BANDA ACEH – Komisi Kepolisian Nasional (Kompolnas) menyoroti proses hukum yang menjerat seorang suami di Yogyakarta sebagai tersangka setelah membela istrinya dari aksi penjambretan.
Dalam peristiwa tersebut, pelaku jambret dilaporkan meninggal dunia usai terlibat aksi kejar-kejaran dengan mobil yang dikendarai sang suami. Namun, tindakan pembelaan diri itu justru berujung pada proses hukum terhadap pihak yang membela diri.
Komisioner Kompolnas, Yusuf Warsyim, menilai langkah korban sejatinya merupakan bentuk ketahanan masyarakat dalam menghadapi tindak kejahatan.

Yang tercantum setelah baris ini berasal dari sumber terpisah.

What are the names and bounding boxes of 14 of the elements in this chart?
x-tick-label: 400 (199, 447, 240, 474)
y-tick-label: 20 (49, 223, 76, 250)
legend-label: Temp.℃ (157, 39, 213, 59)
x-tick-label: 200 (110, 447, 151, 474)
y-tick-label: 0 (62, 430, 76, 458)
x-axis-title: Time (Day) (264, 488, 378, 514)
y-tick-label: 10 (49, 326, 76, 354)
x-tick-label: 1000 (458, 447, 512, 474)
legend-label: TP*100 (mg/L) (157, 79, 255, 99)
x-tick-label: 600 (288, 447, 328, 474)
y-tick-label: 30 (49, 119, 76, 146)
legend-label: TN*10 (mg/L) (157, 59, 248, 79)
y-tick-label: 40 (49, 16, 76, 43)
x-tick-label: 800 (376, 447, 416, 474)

Menurutnya, pembelaan diri tidak seharusnya serta-merta diposisikan sebagai tindak pidana tanpa melihat konteks dan motif kejadian secara menyeluruh.
“Upaya korban melakukan pembelaan diri itu pada dasarnya adalah wujud ketahanan masyarakat melawan kejahatan,” kata Yusuf, dikutip dari tayangan YouTube TV One, Senin (26/1/2026).
Ia menyayangkan perkara tersebut langsung bergulir ke ranah hukum tanpa mempertimbangkan aspek pembelaan diri yang dilakukan korban.
Menurut Yusuf, pendekatan hukum semacam ini berpotensi menimbulkan rasa takut di tengah masyarakat. Korban kejahatan bisa kehilangan kepercayaan diri untuk melindungi diri maupun keluarganya.
“Kalau motif pembelaan diri sama sekali tidak dipertimbangkan, maka korban kejahatan justru bisa merasa terintimidasi. Masyarakat jadi ragu untuk melakukan pertahanan,” jelasnya.
Yusuf juga mengingatkan, kondisi tersebut berpotensi memberi ruang bagi pelaku kejahatan untuk semakin berani beraksi.
“Ini malah bisa memunculkan persepsi bahwa korban yang melawan justru berakhir di penjara. Itu tentu berbahaya dan tidak kita harapkan,” tegasnya.
Karena itu, Kompolnas mendorong agar penyelesaian perkara melalui mekanisme restorative justice dapat dipertimbangkan, selama memungkinkan, guna menjaga rasa keadilan dan kepercayaan publik terhadap penegakan hukum.
Pandangan Pengamat ISSES
Pengamat kepolisian dari Institute for Security and Strategic Studies (ISESS), Bambang Rukminto, menilai penetapan tersangka terhadap korban kejahatan berpotensi mengarah pada kriminalisasi dan pelanggaran hak asasi manusia (HAM).
Menurutnya, kasus korban kejahatan yang justru diproses secara pidana bukanlah hal baru. Ia menegaskan, penetapan tersangka harus didasarkan pada alat bukti yang kuat serta mempertimbangkan unsur mens rea atau niat pelaku.
“Dalam kasus kecelakaan lalu lintas saja harus dilihat ada motif atau tidak. Apalagi sekarang KUHP 2023 dan KUHAP 2025 sudah berlaku dan semestinya mengedepankan keadilan restoratif,” ujar Bambang, Sabtu (24/1/2026).